/factoree

💥🔒 Fail early, fail fast: type-safe and runtime-safe partial factories for TypeScript

Primary LanguageTypeScriptMIT LicenseMIT

factoree

💥🔒 Fail early, fail fast: type-safe and runtime-safe partial factories for TypeScript

The ease of x as any as MyType without getting weird undefineds: factoree provides a strict factory for testing. Ensures you don't accidentally access a field you haven't created, and therefore helping with catching bugs early on.

import { factory } from 'factoree';

type User = { name: string; twitterHandle?: string };

const createUser = factory<User>({ twitterHandle: undefined });

const gal = createUser({ name: 'Gal', twitterHandle: 'galstar' }); // => User
const joe = createUser({}); // => User

gal.name; // => "Gal"
joe.name; // => Error!
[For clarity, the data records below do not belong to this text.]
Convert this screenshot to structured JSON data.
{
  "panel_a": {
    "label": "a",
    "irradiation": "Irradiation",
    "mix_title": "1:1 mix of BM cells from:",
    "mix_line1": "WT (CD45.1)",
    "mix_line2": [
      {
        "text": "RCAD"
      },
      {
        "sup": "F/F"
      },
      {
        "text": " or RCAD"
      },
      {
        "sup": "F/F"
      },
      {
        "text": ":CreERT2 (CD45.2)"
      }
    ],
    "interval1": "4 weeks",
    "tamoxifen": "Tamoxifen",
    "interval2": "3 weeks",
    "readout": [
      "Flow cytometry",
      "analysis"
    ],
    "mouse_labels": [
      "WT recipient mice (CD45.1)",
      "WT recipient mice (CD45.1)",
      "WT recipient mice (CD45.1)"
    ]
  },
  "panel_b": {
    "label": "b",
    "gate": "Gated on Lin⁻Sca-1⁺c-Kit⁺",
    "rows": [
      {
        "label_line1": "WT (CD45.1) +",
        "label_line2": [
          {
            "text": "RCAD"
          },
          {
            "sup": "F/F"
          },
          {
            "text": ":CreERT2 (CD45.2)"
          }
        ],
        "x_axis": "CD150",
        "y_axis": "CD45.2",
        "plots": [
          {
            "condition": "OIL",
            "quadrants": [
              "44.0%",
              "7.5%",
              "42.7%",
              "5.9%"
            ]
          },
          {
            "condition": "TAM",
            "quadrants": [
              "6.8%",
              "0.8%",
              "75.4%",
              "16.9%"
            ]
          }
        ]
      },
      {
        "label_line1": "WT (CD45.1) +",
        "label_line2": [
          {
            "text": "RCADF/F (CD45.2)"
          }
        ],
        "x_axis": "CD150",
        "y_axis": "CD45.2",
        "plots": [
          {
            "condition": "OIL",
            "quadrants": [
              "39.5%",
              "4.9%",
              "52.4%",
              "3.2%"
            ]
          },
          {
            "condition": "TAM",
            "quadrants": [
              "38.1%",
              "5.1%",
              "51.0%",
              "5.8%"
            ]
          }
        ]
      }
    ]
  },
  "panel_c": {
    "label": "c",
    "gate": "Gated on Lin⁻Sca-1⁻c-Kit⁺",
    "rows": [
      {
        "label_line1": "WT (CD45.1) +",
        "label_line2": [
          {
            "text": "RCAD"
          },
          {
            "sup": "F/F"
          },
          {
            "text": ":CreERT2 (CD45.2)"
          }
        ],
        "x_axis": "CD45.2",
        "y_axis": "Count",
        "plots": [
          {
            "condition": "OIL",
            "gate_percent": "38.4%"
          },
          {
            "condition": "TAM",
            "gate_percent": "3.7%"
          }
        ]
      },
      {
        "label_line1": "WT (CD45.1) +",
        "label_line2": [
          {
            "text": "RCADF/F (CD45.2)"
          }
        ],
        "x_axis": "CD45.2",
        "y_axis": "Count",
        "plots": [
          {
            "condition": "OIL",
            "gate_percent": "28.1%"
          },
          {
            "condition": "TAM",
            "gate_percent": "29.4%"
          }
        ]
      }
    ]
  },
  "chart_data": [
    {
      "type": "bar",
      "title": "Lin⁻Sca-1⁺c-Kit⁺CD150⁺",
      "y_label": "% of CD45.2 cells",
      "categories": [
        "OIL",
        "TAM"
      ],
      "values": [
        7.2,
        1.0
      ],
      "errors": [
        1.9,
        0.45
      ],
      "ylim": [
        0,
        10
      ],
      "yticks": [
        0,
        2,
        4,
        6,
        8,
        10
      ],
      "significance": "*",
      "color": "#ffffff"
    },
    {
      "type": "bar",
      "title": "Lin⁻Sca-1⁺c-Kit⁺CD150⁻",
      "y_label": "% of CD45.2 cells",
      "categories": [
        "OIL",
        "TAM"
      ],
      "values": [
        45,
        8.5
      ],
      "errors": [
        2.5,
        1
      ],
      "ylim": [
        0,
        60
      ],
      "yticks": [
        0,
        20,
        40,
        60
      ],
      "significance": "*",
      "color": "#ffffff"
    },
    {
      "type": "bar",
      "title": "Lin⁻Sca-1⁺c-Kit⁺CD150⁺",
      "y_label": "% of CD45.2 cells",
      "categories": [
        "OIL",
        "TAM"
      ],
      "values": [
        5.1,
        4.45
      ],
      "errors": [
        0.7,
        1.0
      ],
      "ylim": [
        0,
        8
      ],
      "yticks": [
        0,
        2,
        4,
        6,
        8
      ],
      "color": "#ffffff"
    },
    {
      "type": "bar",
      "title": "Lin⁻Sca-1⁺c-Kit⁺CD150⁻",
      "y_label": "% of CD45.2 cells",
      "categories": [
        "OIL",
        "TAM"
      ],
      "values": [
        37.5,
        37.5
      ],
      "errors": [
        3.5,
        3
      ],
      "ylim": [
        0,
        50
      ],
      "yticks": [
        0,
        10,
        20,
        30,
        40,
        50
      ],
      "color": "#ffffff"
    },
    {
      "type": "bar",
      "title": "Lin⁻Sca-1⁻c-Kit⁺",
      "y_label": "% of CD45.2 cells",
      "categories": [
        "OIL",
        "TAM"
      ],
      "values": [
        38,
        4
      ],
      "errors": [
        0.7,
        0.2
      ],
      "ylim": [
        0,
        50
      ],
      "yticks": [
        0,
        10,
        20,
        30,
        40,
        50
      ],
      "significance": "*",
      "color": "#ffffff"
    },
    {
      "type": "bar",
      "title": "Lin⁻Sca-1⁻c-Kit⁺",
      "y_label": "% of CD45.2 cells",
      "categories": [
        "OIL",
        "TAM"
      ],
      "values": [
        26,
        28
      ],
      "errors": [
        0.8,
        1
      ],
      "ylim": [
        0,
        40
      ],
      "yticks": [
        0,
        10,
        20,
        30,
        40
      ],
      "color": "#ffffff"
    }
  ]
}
Can't access undefined key 'name' for object {twitterHandle: undefined}

Local Development

This project was bootstrapped with TSDX.

Run npx husky install or yarn husky install to install the pre-commit hook.

Available commands

Below is a list of commands you will probably find useful.

npm start or yarn start

Runs the project in development/watch mode. Your project will be rebuilt upon changes. TSDX has a special logger for you convenience. Error messages are pretty printed and formatted for compatibility VS Code's Problems tab.

Your library will be rebuilt if you make edits.

npm run build or yarn build

Bundles the package to the dist folder. The package is optimized and bundled with Rollup into multiple formats (CommonJS, UMD, and ES Module).

npm test or yarn test

Runs the test watcher (Jest) in an interactive mode. By default, runs tests related to files changed since the last commit.